Even more on Thomas Rohan!

The blog posts on the antique dealer and author Thomas Rohan (see previous posts) are becoming quite a theme – thanks again to John Cresswell who very kindly posted photocopies of some newspaper clippings reporting the death of Rohan in 1940, as well as some photos of the house that Rohan lived in during his time in Bournemouth in the 1930s.

This Christmas, one of my presents (thank you Clara!) was a small (tiny actually!) booklet entitled ‘The Origin of Quinneys’ (by E. Montefiore) – it is undated, but perhaps c.1940 when Rohan died? The little booklet, which came all the way from a book dealer in the USA, rehearses the story of Rohan being the basis for the character of ‘Joe Quinney’ in Horace Vachell’s novels (see earlier blog entries for details on this).

 

quinneys booklet 1quinneys booklet 2

The booklet, as you can see, really is a tiny thing – here photographed next to a UK pound coin.

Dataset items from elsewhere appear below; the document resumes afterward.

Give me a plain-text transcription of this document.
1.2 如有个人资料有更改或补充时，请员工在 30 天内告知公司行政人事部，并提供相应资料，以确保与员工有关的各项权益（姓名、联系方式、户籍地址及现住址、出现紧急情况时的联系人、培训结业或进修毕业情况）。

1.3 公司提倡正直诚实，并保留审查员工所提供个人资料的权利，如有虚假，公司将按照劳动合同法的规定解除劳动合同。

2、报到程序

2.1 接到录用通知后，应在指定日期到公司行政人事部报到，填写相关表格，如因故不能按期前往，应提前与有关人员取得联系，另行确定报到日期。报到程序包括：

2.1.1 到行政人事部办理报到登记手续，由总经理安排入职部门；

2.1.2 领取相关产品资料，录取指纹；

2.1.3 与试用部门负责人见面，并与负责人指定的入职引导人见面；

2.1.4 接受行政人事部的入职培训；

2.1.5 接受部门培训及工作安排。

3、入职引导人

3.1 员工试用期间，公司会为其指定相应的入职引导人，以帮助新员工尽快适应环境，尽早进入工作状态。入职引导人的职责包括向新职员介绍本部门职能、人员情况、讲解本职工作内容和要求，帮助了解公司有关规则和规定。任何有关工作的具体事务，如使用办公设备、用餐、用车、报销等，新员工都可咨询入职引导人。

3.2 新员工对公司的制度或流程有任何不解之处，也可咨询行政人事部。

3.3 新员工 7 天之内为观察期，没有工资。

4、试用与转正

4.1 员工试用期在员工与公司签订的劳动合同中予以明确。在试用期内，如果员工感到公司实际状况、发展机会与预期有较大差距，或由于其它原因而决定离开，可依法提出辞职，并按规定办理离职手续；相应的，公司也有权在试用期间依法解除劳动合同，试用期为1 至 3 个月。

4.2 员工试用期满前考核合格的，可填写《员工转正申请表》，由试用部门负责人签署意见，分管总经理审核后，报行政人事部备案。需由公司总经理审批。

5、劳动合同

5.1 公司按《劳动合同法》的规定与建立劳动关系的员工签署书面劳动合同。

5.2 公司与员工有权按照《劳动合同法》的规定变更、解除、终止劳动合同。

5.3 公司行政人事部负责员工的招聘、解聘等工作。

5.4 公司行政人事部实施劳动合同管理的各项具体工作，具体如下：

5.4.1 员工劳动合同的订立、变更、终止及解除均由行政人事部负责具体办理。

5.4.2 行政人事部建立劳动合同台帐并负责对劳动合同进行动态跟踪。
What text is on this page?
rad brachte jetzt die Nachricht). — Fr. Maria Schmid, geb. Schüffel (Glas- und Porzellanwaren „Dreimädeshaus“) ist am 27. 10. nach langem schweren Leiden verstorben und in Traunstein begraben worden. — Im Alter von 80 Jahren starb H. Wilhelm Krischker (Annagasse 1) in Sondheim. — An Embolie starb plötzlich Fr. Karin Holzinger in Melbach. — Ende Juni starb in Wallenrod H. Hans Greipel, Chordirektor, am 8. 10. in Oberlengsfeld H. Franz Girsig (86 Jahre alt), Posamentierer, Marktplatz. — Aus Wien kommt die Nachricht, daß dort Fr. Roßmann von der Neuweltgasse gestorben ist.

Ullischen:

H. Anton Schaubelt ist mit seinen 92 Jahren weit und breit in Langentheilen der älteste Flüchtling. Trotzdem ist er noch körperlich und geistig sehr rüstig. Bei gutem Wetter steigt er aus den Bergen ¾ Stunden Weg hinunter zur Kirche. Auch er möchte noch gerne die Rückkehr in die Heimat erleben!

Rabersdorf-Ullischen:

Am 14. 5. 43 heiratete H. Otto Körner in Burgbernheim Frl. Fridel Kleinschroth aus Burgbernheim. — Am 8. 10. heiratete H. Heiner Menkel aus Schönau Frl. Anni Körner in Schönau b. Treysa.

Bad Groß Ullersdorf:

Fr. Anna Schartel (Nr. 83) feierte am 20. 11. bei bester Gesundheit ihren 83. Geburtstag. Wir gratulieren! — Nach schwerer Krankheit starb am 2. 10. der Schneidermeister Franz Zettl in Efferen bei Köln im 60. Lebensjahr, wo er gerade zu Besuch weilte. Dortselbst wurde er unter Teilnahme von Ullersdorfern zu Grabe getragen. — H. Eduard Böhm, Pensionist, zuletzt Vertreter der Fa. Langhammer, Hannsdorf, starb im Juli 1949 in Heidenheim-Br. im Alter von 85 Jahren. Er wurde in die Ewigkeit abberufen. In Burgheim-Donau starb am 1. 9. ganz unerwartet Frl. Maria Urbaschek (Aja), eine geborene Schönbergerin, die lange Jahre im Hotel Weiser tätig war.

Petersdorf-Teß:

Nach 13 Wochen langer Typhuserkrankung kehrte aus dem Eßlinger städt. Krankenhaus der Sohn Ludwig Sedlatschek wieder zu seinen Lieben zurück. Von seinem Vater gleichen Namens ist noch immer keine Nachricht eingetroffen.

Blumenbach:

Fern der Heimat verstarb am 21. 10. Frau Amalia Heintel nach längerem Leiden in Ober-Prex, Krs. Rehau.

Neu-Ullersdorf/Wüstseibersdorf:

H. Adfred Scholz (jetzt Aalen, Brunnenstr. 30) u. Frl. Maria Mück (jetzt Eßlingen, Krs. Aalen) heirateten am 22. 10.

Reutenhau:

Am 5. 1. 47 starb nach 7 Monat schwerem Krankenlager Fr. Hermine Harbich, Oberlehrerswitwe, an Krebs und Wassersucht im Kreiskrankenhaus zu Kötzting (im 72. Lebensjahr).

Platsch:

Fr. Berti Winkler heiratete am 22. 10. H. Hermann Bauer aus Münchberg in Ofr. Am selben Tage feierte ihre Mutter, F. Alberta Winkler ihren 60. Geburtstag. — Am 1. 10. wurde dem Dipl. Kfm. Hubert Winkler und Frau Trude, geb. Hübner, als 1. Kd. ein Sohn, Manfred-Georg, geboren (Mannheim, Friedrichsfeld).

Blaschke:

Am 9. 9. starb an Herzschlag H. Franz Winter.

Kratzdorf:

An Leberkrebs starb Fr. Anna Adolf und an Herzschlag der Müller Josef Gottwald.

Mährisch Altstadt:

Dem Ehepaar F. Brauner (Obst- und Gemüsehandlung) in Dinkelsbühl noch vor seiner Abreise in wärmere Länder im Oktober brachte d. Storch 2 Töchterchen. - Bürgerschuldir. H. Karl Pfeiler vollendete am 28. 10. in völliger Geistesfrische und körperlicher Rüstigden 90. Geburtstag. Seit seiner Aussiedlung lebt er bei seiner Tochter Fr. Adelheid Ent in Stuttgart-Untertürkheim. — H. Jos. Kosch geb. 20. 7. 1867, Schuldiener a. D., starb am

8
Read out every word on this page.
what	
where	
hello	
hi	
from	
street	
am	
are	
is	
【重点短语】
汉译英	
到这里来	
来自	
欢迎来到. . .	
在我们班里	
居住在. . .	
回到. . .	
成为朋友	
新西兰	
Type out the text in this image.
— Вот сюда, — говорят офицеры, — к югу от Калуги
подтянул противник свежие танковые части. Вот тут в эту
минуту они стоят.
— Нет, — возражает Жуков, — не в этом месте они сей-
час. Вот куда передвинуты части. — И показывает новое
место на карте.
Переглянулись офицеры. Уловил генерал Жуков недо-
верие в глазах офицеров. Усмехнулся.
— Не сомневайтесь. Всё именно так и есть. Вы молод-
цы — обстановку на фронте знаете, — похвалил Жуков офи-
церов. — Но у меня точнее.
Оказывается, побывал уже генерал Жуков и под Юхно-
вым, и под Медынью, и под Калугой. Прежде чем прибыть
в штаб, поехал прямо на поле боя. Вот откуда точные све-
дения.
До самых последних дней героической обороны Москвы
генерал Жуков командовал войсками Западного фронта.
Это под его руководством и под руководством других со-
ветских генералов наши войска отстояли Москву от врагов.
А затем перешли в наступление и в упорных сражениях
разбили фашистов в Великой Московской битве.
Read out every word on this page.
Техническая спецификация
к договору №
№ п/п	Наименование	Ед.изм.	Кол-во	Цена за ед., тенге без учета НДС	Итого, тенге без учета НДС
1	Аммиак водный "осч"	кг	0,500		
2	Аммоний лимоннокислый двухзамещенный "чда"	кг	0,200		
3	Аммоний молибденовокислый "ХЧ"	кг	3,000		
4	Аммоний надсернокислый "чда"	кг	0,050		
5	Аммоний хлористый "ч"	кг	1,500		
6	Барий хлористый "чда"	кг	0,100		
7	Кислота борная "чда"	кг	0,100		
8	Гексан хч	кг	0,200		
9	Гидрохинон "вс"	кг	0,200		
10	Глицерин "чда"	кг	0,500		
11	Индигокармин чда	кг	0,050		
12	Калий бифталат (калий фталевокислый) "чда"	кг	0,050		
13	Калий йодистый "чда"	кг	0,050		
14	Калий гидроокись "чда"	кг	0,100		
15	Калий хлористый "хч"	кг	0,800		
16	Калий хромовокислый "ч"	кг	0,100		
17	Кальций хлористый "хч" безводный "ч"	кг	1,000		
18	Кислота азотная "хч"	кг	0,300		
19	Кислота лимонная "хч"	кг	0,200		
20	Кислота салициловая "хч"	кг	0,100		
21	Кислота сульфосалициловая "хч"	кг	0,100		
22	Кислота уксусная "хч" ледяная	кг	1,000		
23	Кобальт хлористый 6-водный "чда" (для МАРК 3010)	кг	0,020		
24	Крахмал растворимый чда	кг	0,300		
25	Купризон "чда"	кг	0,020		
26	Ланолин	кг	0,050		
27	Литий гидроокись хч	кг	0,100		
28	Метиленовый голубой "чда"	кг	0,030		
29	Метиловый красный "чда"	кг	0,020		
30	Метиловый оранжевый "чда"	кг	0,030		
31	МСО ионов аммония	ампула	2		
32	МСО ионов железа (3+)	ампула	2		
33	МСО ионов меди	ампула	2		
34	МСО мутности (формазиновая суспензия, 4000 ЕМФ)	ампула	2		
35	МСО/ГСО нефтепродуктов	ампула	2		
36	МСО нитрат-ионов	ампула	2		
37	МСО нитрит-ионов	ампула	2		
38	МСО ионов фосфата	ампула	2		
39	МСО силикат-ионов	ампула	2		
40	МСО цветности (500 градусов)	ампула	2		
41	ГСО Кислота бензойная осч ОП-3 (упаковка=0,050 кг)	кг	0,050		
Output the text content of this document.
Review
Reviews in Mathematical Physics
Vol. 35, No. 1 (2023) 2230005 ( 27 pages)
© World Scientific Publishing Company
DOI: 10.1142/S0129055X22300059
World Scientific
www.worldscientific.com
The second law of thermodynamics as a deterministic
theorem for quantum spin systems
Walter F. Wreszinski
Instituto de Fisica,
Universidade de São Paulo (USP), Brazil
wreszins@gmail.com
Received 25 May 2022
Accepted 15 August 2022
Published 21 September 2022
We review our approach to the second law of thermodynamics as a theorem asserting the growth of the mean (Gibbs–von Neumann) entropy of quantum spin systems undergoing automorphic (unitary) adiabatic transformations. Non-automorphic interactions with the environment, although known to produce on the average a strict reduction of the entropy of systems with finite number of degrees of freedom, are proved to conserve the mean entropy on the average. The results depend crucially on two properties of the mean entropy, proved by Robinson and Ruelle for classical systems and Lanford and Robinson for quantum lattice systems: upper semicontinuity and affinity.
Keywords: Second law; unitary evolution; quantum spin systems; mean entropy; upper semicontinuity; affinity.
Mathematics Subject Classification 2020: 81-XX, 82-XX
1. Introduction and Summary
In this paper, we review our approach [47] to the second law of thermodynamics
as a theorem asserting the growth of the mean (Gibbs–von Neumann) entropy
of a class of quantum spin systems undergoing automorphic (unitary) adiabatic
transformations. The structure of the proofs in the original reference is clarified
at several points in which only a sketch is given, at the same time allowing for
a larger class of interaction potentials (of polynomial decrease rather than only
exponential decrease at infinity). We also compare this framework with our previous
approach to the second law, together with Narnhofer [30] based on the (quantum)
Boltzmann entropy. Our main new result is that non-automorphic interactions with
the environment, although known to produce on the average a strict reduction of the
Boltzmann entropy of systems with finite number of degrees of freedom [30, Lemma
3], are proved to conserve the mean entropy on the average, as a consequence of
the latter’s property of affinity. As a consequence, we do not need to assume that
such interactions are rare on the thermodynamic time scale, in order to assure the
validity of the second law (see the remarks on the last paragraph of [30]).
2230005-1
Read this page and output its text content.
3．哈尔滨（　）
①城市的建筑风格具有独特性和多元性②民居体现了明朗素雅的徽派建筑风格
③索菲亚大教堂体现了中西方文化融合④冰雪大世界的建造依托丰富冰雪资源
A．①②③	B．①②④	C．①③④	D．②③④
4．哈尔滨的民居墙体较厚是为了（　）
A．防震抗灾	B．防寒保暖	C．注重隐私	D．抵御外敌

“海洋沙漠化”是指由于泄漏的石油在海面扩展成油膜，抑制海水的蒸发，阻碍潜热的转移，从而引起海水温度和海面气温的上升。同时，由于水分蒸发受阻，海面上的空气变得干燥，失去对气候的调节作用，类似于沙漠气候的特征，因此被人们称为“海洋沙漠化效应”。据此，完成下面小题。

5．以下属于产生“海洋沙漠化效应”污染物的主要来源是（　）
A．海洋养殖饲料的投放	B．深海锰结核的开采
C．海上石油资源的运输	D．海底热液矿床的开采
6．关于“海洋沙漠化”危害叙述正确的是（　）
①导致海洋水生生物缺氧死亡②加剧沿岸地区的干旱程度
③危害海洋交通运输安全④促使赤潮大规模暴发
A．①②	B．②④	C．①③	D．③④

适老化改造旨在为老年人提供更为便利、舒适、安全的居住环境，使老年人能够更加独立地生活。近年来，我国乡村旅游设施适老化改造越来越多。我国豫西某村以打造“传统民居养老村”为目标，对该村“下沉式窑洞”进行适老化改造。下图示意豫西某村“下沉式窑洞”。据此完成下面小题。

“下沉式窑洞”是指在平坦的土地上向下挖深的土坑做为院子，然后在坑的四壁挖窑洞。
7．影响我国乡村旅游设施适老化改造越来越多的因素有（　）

One thing that is interesting to note about Rohan is that for his first shop, located in High Street, Southampton, from c.1903, Rohan traded as ‘Thomas Rudd’. He tells us, in his autobiographical book Confessions of a Dealer (1924) how he came to trade as ‘Rudd’, and how he eventually renamed the business (actually called A. Rohan – after his wife Alice Rohan) by 1919. As Rohan writes;

‘How I took the trading name of Rudd was in this fashion. For family reasons I was asked not to use my own name as a dealer. I rather resented this, but for peace and quietness agreed. Just before opening my little shop, I went to a sale, and bought a grandfather clock. The auctioneer asked, “What name?” I called out my own name of Rohan. He said, “Rudd?” I said, “Yes, put it down R U double D” and from that time for fifteen years I was known as Rudd.’ Confessions of a Dealer, p.71.

Newspaper reports on the death of Rohan in 1940 suggest that he was ‘the scion of the noble family of France, the Prince and Ducs de Rohan’ (Bournemouth Echo, 27.1.1940) – so it may have been that associations with the ‘trade’ were not seen to be appropriate when Rohan first set up as a dealer in 1903. Whatever the reason, Thomas Rohan is a fascinating example of an early 20th century antique dealer!